Where are the instructions? Cheap product!
S**W
Inductive coils, for those no-contact power delivery projects.
Need to deliver power to something that spins? Want to make your own wireless charger? Need totally disconnected power for any reason? This is the kit for you. It’s a fairly compact, low power kit, with absolutely no instructions. The only info is what’s on this seller’s page, namely 5-12V supply and up to 1 amp transmitted power at 5V.However, I’ll tell you the smaller board is the “input” or “transmitter” in which you supply your power. The larger board is the “output” or the “receiver” which receives the transmitted power. The only clue to this is that the larger board says “out” on it, near the red/black wires.I tested it quickly using a 9v battery and an LED, and it worked like a charm. I got good power transfer up to about a 1cm separation distance before the LED brightness visibly dropped off. I was also able to misalign the coils by up to 50% before I got visible power drop off. I didn’t do a ton of exact measurements, but with the 9V battery, the coil idles at about 60mA. When transferring power to this particular circuit, it increased to about 80mA (LED + 1k ohm). So far, it works great, and I’m very excited to build it into a real project. 5 Stars!
S**R
Tops out at about 1.7 watts at 0 distance
While it's true these coils can transmit SOME power at 20mm, it's a tiny fraction of what they're rated at.

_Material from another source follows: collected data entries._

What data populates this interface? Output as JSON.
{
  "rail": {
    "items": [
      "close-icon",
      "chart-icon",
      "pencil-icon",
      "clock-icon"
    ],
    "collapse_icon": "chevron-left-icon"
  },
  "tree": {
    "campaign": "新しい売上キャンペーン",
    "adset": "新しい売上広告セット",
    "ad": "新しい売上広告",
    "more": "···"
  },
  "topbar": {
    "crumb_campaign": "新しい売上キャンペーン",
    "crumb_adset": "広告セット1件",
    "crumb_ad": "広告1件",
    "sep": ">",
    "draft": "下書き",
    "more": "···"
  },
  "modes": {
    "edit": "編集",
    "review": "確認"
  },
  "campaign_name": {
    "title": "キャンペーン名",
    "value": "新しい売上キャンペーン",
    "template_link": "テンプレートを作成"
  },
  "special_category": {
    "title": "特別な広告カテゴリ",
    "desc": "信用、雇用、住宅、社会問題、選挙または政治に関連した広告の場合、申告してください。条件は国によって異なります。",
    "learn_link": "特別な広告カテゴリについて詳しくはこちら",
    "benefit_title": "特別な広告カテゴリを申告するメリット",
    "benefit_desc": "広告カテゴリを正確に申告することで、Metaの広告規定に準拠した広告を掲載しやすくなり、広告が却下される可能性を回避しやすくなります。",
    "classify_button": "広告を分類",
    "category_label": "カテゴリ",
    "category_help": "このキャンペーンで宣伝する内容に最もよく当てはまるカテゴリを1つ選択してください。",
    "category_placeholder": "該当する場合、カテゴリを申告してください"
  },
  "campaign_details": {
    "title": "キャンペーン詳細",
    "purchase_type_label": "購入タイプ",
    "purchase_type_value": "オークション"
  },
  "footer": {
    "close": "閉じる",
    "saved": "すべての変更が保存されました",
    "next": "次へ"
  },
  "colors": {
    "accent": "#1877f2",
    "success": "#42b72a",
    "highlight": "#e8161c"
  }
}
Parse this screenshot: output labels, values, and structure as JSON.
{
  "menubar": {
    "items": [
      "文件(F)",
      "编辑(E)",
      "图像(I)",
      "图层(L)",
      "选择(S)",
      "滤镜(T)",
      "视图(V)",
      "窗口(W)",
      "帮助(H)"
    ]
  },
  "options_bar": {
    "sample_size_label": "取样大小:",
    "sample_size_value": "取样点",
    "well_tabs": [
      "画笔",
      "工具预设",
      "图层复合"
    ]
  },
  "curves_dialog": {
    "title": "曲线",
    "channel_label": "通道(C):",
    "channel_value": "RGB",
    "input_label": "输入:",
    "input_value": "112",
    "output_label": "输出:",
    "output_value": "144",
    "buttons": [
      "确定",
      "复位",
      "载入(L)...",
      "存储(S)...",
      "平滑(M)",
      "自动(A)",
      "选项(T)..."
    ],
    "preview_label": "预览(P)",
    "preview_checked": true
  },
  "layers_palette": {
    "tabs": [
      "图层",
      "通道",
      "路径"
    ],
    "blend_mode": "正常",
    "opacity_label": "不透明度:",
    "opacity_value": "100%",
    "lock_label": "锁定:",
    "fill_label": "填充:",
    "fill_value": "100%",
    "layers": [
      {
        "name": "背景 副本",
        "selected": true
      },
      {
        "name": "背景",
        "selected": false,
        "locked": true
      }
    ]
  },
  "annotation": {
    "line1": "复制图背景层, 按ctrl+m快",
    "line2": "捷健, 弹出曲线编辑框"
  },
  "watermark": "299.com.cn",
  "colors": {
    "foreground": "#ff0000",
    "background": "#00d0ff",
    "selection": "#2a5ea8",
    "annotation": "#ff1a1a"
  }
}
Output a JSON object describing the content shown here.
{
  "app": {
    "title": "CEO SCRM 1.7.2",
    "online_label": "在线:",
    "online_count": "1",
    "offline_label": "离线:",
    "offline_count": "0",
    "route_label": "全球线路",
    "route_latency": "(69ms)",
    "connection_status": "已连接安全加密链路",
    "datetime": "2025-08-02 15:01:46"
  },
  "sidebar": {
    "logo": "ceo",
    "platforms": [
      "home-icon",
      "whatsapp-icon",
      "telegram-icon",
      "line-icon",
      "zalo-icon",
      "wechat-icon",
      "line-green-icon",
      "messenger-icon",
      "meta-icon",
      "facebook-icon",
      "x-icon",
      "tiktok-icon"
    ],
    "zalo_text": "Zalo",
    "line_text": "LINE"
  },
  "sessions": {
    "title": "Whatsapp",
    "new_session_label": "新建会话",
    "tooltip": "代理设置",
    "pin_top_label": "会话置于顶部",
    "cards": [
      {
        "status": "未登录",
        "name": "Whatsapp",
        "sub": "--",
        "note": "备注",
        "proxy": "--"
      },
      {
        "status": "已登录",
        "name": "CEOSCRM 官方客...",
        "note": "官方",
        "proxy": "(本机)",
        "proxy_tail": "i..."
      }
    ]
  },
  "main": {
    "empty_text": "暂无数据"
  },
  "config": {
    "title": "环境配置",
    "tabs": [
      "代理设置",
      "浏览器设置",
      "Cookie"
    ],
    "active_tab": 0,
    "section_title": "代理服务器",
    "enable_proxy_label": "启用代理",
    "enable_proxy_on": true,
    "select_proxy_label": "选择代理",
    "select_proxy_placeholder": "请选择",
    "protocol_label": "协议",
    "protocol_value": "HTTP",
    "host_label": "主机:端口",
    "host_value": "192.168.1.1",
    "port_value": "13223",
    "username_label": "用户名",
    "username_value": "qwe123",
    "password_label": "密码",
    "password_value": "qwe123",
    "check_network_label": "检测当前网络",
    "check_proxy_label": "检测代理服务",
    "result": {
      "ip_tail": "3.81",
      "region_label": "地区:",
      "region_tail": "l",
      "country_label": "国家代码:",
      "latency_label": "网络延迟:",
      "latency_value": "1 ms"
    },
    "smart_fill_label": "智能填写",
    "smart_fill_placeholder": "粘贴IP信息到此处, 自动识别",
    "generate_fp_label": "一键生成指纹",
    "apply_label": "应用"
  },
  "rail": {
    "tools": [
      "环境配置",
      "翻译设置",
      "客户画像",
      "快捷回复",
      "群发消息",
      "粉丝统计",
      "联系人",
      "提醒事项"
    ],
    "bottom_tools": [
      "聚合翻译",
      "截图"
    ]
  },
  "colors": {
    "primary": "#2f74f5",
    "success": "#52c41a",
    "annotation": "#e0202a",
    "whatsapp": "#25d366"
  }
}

I had to have the coils within 1mm to get good power transmission, and even then the best I could manage was 0.354 mA at 4.82 volts - well below the advertised 1000 mA at 5 volts.There's also no documentation provided, not even any indication of which board is which. The longer one is the receiver.
B**S
Not capable of 1A
It works well for low power applications, but with the coils 3mm apart, the maximum it can deliver is half an amp, and the voltage drops to 4.3V at that current.